Azure Functions geo-disaster recovery
When entire Azure regions or datacenters experience downtime, your mission-critical code needs to continue processing in a different region. This article explains some of the strategies that you can use to deploy functions to allow for disaster recovery.
Functions run in a function app in a specific Azure region. There's no built-in redundancy available. To avoid loss of execution during outages, you can redundantly deploy the same functions to function apps in multiple regions.
When you run the same function code in multiple regions, there are two patterns to consider:
|Active/active||Functions in both regions are actively running and processing events, either in a duplicate manner or in rotation. We recommend using an active/active pattern in combination with Azure Front Door for your critical HTTP triggered functions.|
|Active/passive||Functions run actively in region receiving events, while the same functions in a second region remain idle.
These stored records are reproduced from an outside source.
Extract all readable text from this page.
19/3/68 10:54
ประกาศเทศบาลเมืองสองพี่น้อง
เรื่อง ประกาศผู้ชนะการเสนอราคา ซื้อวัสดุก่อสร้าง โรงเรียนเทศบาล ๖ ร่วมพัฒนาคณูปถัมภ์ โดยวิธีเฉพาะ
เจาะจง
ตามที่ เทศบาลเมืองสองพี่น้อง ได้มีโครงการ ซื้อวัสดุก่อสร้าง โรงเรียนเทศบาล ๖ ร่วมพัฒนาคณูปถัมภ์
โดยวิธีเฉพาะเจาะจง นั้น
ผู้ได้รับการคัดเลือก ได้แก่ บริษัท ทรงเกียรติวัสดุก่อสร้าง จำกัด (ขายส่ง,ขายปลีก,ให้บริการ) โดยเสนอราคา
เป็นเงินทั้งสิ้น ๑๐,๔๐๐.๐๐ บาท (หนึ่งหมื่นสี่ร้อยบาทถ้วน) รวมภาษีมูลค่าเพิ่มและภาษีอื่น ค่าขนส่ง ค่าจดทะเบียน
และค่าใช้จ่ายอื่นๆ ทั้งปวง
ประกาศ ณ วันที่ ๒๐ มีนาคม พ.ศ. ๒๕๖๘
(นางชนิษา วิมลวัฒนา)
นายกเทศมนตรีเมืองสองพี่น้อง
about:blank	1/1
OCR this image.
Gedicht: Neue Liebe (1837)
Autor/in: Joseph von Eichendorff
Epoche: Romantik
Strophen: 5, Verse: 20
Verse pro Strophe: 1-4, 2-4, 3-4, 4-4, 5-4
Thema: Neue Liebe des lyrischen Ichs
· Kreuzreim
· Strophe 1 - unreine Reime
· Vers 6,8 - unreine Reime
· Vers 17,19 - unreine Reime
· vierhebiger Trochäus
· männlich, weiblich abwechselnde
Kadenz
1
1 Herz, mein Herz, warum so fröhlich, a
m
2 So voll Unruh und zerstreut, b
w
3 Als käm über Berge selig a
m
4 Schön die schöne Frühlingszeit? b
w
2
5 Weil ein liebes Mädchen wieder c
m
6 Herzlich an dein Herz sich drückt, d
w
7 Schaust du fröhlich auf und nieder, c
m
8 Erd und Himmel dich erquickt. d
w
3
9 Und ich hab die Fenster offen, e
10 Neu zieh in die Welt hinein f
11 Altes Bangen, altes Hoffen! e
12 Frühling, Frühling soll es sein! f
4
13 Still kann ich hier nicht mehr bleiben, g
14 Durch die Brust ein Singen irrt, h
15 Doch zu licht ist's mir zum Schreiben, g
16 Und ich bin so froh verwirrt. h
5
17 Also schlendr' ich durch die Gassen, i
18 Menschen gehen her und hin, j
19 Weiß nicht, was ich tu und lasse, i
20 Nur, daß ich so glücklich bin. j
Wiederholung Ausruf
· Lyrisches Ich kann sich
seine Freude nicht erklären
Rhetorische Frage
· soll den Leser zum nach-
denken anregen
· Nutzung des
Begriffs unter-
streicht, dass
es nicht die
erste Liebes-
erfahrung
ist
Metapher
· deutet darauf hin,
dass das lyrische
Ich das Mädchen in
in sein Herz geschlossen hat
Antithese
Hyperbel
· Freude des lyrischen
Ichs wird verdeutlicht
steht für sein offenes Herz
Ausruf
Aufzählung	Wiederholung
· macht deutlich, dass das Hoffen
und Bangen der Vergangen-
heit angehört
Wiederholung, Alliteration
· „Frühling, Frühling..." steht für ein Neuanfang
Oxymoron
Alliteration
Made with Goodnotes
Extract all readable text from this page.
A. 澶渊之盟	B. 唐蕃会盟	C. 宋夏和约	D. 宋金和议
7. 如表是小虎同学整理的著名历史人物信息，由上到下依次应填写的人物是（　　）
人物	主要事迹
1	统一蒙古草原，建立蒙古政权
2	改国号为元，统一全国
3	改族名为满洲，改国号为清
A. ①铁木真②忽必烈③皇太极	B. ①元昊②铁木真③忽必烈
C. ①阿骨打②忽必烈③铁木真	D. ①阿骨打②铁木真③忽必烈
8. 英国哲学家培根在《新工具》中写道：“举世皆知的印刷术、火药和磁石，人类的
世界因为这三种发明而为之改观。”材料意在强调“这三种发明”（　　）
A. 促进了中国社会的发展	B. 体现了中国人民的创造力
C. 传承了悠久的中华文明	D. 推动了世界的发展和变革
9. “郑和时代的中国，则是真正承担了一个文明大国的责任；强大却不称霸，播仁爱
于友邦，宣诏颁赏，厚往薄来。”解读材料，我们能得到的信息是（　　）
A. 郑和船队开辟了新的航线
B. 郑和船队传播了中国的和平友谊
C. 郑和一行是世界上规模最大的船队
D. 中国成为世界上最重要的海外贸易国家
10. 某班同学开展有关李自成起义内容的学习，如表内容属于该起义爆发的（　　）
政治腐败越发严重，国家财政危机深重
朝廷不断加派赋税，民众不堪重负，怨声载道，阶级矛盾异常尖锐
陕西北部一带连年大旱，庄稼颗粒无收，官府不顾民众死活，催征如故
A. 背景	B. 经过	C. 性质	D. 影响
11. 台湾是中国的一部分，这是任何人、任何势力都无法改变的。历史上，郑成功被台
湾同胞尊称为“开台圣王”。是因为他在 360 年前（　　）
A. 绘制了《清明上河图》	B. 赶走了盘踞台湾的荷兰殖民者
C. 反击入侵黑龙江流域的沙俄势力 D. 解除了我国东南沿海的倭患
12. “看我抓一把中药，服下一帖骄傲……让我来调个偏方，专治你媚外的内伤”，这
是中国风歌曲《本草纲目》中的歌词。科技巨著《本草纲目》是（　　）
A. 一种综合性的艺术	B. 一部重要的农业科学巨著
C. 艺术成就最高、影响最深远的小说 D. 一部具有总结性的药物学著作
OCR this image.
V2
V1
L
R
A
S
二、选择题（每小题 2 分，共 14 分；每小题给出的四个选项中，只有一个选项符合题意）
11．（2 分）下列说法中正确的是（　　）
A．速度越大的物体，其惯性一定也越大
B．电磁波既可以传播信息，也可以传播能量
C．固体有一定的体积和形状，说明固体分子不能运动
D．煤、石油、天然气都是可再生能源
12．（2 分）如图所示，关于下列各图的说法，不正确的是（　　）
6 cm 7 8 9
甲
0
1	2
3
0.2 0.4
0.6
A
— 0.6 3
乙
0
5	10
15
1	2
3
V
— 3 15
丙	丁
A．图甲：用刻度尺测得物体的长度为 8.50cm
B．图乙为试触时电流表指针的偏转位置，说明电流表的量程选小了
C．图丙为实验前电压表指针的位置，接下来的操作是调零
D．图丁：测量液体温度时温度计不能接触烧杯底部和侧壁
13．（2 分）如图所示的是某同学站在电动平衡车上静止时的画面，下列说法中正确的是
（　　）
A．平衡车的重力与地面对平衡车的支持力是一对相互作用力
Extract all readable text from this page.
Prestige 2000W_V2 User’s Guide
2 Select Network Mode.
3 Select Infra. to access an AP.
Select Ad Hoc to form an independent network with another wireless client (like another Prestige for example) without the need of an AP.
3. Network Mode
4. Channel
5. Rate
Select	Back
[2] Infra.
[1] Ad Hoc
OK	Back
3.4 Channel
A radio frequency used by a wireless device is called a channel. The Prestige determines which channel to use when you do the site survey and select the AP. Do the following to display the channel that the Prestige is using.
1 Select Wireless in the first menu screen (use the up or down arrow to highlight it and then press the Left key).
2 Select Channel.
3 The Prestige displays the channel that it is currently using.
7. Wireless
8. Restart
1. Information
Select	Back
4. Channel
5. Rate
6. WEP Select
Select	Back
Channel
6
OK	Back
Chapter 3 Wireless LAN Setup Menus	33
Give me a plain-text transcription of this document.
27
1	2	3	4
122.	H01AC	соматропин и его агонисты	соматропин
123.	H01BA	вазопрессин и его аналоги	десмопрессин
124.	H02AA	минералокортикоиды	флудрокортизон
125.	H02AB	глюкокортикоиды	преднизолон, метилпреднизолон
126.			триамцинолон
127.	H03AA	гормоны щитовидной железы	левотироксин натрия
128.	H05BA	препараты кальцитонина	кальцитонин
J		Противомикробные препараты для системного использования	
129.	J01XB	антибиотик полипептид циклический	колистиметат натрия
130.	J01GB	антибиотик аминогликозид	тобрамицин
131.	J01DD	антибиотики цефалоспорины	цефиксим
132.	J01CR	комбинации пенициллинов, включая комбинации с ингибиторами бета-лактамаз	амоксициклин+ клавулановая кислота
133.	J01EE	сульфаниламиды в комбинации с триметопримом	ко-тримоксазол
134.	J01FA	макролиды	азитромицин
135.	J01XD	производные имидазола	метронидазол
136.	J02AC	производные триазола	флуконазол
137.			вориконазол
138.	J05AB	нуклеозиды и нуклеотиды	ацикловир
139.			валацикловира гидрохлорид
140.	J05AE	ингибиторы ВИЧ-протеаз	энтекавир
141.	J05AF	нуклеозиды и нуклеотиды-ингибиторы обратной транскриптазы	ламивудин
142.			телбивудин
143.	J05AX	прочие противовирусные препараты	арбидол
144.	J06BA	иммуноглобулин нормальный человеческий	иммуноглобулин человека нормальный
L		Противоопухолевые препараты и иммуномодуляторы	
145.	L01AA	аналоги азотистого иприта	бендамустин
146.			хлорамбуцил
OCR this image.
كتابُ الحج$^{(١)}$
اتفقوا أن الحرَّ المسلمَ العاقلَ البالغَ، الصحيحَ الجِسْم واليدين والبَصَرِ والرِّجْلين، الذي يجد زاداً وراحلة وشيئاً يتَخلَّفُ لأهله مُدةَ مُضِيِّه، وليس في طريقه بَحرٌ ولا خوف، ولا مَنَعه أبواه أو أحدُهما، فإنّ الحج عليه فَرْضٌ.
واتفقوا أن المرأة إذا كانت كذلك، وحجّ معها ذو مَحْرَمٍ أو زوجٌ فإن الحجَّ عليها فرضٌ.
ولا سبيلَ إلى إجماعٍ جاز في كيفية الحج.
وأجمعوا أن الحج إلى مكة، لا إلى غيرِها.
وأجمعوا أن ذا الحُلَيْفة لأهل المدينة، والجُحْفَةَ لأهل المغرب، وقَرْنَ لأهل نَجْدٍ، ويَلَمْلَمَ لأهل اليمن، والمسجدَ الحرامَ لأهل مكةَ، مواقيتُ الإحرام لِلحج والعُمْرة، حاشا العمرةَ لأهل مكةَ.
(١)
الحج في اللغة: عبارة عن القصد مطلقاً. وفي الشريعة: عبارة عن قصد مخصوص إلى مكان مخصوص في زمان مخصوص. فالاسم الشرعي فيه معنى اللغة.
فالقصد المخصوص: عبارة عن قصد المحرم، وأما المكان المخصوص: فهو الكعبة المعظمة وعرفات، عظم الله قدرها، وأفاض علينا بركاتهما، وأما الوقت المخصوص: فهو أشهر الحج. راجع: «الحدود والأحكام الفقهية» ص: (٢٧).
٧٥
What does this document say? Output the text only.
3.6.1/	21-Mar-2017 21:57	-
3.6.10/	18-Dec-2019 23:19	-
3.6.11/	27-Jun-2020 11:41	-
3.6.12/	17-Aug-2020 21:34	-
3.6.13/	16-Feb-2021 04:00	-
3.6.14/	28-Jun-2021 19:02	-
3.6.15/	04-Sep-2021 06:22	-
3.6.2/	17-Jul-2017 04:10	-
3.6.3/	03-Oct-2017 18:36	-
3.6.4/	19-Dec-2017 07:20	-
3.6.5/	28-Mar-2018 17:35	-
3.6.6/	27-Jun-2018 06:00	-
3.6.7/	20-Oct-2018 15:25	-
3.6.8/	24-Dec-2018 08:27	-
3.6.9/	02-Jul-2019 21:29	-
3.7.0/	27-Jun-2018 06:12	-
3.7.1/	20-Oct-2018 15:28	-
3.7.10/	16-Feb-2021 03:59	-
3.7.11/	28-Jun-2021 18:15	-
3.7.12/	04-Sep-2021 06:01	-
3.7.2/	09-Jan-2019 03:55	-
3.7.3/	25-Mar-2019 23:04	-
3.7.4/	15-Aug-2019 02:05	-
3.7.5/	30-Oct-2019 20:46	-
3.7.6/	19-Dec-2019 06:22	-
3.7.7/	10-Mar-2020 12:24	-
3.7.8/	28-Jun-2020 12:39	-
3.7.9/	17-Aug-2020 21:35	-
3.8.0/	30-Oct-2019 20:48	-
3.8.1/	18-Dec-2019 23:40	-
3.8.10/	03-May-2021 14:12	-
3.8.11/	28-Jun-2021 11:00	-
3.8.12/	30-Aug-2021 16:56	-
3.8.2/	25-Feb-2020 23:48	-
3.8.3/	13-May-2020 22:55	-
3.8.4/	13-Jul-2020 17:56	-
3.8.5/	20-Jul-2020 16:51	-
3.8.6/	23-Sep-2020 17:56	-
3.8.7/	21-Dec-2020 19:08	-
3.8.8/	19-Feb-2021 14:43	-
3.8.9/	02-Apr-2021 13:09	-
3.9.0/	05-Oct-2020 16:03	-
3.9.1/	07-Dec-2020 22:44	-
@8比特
When failover is required, the second region is activated and takes over processing. We recommend this pattern for your event-driven, non-HTTP triggered functions, such as Service Bus and Event Hubs triggered functions.|
To learn more about multi-region deployments, see the guidance in Highly available multi-region web application.
Redundancy for HTTP trigger functions
The active/active pattern is the best deployment model for HTTP trigger functions. In this case, you need to use Azure Front Door to coordinate requests between both regions. Azure Front Door can route and round-robin HTTP requests between functions running in multiple regions. It also periodically checks the health of each endpoint. When a function in one region stops responding to health checks, Azure Front Door takes it out of rotation, and only forwards traffic to the remaining healthy functions.
Redundancy for non-HTTP trigger functions
Redundancy for functions that consume events from other services requires a different pattern, which works with the failover pattern of the related services.
Active/passive redundancy for non-HTTP trigger functions
Active/passive provides a way for only a single function to process each message while providing a mechanism to fail over to a secondary region in a disaster. Function apps work with the failover behaviors of the partner services, such as Azure Service Bus geo-recovery and Azure Event Hubs geo-recovery. The secondary function app is considered passive because the failover service to which it's connected isn't currently active, so the function app remains idle.
Consider an example topology using an Azure Event Hubs trigger. In this case, the active/passive pattern requires involve the following components:
- Azure Event Hubs deployed to both a primary and secondary region.
- Geo-disaster enabled to pair the primary and secondary event hubs. This also creates an alias you can use to connect to event hubs and switch from primary to secondary without changing the connection info.
- Function apps are deployed to both the primary and secondary (failover) region, with the app in the secondary region essentially being idle because messages aren't being sent there.
- Function app triggers on the direct (non-alias) connection string for its respective event hub.
- Publishers to the event hub should publish to the alias connection string.
Before failover, publishers sending to the shared alias route to the primary event hub. The primary function app is listening exclusively to the primary event hub. The secondary function app is passive and idle. As soon as failover is initiated, publishers sending to the shared alias are routed to the secondary event hub. The secondary function app now becomes active and starts triggering automatically. Effective failover to a secondary region can be driven entirely from the event hub, with the functions becoming active only when the respective event hub is active.
Active/active redundancy for non-HTTP trigger functions
You can still achieve active/active deployments for non-HTTP triggered functions. However, you need to consider how the two active regions interact or coordinate with one another. When you deploy the same function app to two regions with each triggering on the same Service Bus queue, they would act as competing consumers on de-queueing that queue. While this means each message is only being processed by either one of the instances, it also means there's still a single point of failure on the single Service Bus instance.
You could instead deploy two Service Bus queues, with one in a primary region, one in a secondary region. In this case, you could have two function apps, with each pointed to the Service Bus queue active in their region. The challenge with this topology is how the queue messages are distributed between the two regions. Often, this means that each publisher attempts to publish a message to both regions, and each message is processed by both active function apps. While this creates the desired active/active pattern, it also creates other challenges around duplication of compute and when or how data is consolidated. Because of these challenges, we recommend using the active/passive pattern for non-HTTPS trigger functions.